High Suicide Rate in Farming
The suicide rate among farmers in the United States ranks among the highest in any sector. One farmer reports in the film that many of the sad cases you hear about of farmers suffering fatal accidents—from machinery, or falls, or tree-trimming, etc.—are not accidents, but really, suicides. The farmer sees no way out. By dying “by accident,” he wants to see that his family will get money from death insurance.
Suicide rates among farmers in India are very high. The film’s interviews address this. In the last 10 years, there have been 112,000 suicides of farmers and farm laborers under these dire conditions.
The fact that farmers are in an impossible situation is part of the backdrop to the unprecedented mass protests in Fall and Winter 2020-2021 in India. An estimated hundred-thousand farmers, family members and friends camped out and demonstrated for months. They suffered water cannon, jailings, rammings by cars, and other assaults, as well as hard conditions. Some 700 farmers died during this time. But they did not back down. The new offensive farm laws were put on hold: A victory, but only temporary. The globalist, monopoly-serving laws are not yet cancelled, only paused.
New Paradigm for Food Security
The Déjà vu film makes an important contribution to the international dialogue sorely needed, on what are the principles that must be put in practice that will provide a new, just, functional agriculture system, in a new world economic and security architecture. The film does not say positively what these principles are, but induces the viewer to think about them. The film makes clear that the international agro-food complex—like the military-industrial complex—should not be allowed to set policy for food and farming.
What are the essential principles for a sound, fair system of farming? Four points are suggested directly from the film:
1) Independent, family-scale farm operations are the most desirable mode of food production for a nation. Reasons include: commitment to food output, care for resources and the future; commitment to science, technology and education; high-skill level; and care for humanity.
2) Farm families and the rural community need a reliable income. This principle is embodied in the American System “parity” concept of pricing, and in India’s MSP—minimum support price.
3) Infrastructure for farm and rural areas is a must for a nation.
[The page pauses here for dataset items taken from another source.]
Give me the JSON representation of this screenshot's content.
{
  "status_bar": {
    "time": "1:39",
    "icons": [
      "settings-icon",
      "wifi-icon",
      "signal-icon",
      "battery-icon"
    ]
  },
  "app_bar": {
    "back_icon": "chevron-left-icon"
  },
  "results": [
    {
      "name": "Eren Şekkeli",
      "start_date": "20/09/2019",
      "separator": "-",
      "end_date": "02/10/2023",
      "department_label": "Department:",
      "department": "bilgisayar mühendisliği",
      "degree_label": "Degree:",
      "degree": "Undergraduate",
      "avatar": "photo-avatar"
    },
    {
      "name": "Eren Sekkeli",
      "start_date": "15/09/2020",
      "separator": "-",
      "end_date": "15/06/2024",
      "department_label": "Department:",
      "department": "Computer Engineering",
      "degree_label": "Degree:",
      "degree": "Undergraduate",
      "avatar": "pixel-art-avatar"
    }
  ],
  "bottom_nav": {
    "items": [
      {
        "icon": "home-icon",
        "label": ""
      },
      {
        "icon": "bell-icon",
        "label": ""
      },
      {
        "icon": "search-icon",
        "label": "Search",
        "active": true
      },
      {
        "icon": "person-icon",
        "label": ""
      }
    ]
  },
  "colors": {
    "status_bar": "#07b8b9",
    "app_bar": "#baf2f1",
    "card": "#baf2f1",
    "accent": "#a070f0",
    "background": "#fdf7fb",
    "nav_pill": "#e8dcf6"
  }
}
This means water provision, defense against disasters, social and medical infrastructure, transportation and power systems, storage and processing, and so on.
4) National sovereignty, and nation-to-nation commitments on food and agriculture are fundamental, and in no way must ever be relinquished to transnational financial/commodity cartels.
One farm voice in the film, Mike Callicrate, a cattleman and direct-marketing businessman in Kansas/Colorado, and one of the most respected farm leaders in the United States over the decades, said of the mass protest in India:
I’m just so proud of those farmers. We don’t hardly have enough farmers left in the United States to have a protest. The farmers that we do have are so beholden to the corporate power, and the corporations that are providing their inputs and buying their outputs, they live in fear. They can’t protest for fear of retaliation, which I’ve experienced myself.